Além da Escuridão: Star Trek | Crítica do filme

Além da Escuridão: Star Trek | Crítica do filme

nota5Alem-da-Escuridao-Star-Trek-posterTrinta anos depois de estar sobre essa Terra venerando George Lucas por achar Star Wars o filme mais marcante de minha existência, eis que me pego pela primeira vez indo ao cinema assistir  um filme de uma franquia que divide méritos de ficção interestelar: Star Trek. Infelizmente em 2009 fiz o crime de perder o renascimento de uma franquia que se encontrava em estado de coma há algum tempo, e que, por preguiça (não tenho vergonha de admitir) nunca tinha ido atrás para saber exatamente do que estava se passando por aquela imensa quantidade de filmes e séries que levavam o título de Jornada nas Estrelas.
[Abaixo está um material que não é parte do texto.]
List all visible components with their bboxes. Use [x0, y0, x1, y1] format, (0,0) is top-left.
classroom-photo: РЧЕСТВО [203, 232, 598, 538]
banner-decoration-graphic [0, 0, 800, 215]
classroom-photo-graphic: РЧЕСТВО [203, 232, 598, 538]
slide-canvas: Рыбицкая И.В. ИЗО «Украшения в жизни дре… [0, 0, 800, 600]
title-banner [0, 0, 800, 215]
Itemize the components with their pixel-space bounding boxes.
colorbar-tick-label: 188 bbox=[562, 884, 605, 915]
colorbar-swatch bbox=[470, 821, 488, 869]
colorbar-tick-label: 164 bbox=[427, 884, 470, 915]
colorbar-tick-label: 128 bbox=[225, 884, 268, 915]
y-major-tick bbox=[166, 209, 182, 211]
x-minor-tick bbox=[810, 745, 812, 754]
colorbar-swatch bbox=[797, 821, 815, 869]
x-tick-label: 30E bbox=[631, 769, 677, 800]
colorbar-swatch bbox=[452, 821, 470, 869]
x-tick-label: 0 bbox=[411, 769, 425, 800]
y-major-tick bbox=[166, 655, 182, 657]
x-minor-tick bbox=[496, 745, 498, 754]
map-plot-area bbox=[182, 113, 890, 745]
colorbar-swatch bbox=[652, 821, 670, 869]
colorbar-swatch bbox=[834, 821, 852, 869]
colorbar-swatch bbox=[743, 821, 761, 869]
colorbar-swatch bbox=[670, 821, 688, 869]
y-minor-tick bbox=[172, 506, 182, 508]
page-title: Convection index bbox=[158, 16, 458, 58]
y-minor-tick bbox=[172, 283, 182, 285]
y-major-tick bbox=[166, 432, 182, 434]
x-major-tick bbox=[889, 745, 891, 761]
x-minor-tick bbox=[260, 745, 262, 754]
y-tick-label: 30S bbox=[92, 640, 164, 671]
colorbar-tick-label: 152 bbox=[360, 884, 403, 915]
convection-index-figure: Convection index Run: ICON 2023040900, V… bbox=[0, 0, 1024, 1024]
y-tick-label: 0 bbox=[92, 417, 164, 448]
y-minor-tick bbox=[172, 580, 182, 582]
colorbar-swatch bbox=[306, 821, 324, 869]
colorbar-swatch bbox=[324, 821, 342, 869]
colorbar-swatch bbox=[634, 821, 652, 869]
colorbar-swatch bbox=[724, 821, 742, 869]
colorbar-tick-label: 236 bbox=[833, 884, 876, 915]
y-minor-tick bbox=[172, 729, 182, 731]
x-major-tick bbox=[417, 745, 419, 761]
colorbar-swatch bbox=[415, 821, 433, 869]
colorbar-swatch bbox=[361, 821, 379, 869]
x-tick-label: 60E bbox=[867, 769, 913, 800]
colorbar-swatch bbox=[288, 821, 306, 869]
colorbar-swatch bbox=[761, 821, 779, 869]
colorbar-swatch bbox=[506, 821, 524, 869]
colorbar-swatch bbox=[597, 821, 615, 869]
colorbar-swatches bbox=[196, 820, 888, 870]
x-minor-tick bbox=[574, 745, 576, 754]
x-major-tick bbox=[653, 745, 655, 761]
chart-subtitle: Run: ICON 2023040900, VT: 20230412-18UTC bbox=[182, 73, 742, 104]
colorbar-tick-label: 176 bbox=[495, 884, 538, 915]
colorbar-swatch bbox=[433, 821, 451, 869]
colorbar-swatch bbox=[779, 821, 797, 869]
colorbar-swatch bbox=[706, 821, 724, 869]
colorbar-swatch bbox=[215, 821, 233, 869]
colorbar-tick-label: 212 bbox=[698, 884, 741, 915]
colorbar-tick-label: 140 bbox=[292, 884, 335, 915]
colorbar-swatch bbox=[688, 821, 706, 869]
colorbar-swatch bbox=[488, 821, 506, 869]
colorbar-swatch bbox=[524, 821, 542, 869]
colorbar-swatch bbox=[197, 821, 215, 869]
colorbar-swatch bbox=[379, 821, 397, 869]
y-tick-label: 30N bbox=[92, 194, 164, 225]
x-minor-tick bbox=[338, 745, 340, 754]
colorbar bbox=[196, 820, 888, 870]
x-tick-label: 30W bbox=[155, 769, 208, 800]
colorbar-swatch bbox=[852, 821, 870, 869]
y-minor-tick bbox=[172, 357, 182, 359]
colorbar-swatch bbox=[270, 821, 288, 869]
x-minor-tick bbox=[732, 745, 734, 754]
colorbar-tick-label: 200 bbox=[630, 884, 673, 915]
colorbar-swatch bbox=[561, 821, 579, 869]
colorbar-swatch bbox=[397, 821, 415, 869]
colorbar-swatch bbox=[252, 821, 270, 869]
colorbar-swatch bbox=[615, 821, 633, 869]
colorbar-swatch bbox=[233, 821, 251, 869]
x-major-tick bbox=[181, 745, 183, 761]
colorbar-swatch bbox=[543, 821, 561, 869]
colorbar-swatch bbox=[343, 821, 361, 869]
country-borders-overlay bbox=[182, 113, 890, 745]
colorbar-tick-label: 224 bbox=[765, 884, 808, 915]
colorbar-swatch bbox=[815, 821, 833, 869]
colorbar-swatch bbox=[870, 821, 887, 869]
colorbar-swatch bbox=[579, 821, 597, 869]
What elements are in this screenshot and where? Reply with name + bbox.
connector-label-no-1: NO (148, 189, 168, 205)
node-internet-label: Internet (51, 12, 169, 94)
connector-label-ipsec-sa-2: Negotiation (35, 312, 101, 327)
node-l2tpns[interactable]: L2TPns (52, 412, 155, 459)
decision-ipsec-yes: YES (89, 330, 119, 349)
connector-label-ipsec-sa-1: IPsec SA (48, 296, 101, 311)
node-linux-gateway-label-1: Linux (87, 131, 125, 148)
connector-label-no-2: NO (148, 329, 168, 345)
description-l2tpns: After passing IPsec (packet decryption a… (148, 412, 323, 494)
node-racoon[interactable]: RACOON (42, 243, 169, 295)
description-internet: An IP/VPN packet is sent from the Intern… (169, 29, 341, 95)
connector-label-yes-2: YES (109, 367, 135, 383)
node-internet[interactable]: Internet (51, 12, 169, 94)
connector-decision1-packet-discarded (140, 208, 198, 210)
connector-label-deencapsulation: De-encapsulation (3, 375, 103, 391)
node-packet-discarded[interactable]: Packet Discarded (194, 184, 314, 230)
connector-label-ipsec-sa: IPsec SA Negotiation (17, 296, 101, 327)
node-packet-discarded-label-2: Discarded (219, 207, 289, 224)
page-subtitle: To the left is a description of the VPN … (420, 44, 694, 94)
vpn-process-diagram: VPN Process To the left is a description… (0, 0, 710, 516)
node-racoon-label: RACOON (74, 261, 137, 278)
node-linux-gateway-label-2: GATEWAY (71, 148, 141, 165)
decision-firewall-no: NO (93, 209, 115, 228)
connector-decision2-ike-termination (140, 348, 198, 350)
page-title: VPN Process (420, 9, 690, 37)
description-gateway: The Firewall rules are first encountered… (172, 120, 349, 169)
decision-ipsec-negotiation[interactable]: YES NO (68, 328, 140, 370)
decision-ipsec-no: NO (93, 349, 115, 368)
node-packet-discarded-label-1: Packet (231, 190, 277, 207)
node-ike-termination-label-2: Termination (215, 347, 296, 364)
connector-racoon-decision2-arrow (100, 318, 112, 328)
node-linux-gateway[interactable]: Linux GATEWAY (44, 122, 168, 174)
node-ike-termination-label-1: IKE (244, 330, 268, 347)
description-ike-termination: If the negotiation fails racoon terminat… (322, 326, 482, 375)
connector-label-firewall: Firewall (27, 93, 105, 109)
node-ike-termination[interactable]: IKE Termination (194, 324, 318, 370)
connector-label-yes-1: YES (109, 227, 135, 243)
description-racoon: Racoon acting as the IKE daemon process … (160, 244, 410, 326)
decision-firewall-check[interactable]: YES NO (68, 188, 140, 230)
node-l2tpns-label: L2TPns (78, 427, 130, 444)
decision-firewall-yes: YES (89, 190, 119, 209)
Hoje, após de Além da Escuridão: Star Trek, o senhor J. J. Abrams  fez sentir-me culpado por ter perdido tanto tempo sem ter ido atrás de uma obra de ficção tão rica e grandiosa que é essa saga.

Lá por 2009, quando tive a oportunidade de ter minha primeira experiência nesse universo, achei um ótimo filme, bem amarrado, coeso, fluido e principalmente divertido. Porém, foi mais um filme. Não dei os méritos necessários para o universo construído para aqueles personagens e tão pouco me convenceu de correr atrás do material que eu perderá esse tempo todo. Entretanto. se você passa por situação igual a minha, pode ter certeza que sua reação ao sair de Além da Escuridão: Star Trek vai ser a de querer correr atrás de todo o que esse universo pode mais lhe mostrar.

Infelizmente não poderei nessa crítica dar detalhes sobre esse filme, simplesmente por, nesse momento, estar considerando-o uma obra de ficção impecável e qualquer detalhe que possa dar um indício de spoiler (apesar de a Internet já estar repleta deles) já me faria sentir-me culpado em estragar tal experiência para alguém. O filme me transformou novamente naquele garoto de 10 anos que se surpreende com a magia  do cinema. Poucas películas me fazem olhar para a tela e sentir que estou olhando para algo novo, uma experiência cinematográfica não vivida até então…

Os dez primeiro minutos do filme já o vende como poucos conseguem fazer. Se você olhar para a tela sem som e sem o 3D já vale a pena, se você fechar os olhos e ouvir a belíssima trilha sonora, também já valem a pena, agora imagine mesclar tudo e ainda adicionar uma tecnologia muito bem empregada no qual você é imergido para dentro da cena, de tal maneira na qual faz esquecer por alguns instantes qual é a realidade que você realmente vive: a do filme, ou a sua? Você é tragado de uma forma que nenhum filme (nem mesmo Avatar que é tão cultuado por seu IMAX/3D) conseguiu. É claro, esses dez minutos tem que te vender para depois de fato começarem a te contar a história de fato, porém quando o letteringAlém da Escuridão: Star Trek” surgem, a vontade é de se levantar e aplaudir tal como se aplaude uma orquestra em perfeita sintonia.

Bom, como meu objetivo não é revelar nada do filme só adianto que ele é grandioso. Não é 100% perfeito, pois não concordo com alguns elementos de drama que foram postos forçadamente no meio da narrativa, porém em relação a filme de aventura, ação e ficção espacial, ele é um exemplo de como se faz esse tipo de cinema de entretenimento. J.J. Abrams é a escolha perfeita para esse tipo de filme, e provou que é o diretor ideal para ter nas mãos as duas maiores franquias espaciais do cinema. Que chegue logo 2015, pois agora mais do que nunca, não vejo a hora de assistir aos novos filmes Star Wars, porém o conflito de querer que esse cara continue fazendo Star Trek me deixa em dúvida no que mais eu quero, afinal, agora sou a prova que dá para ser fã incondicional dessas duas grandes franquias simultaneamente.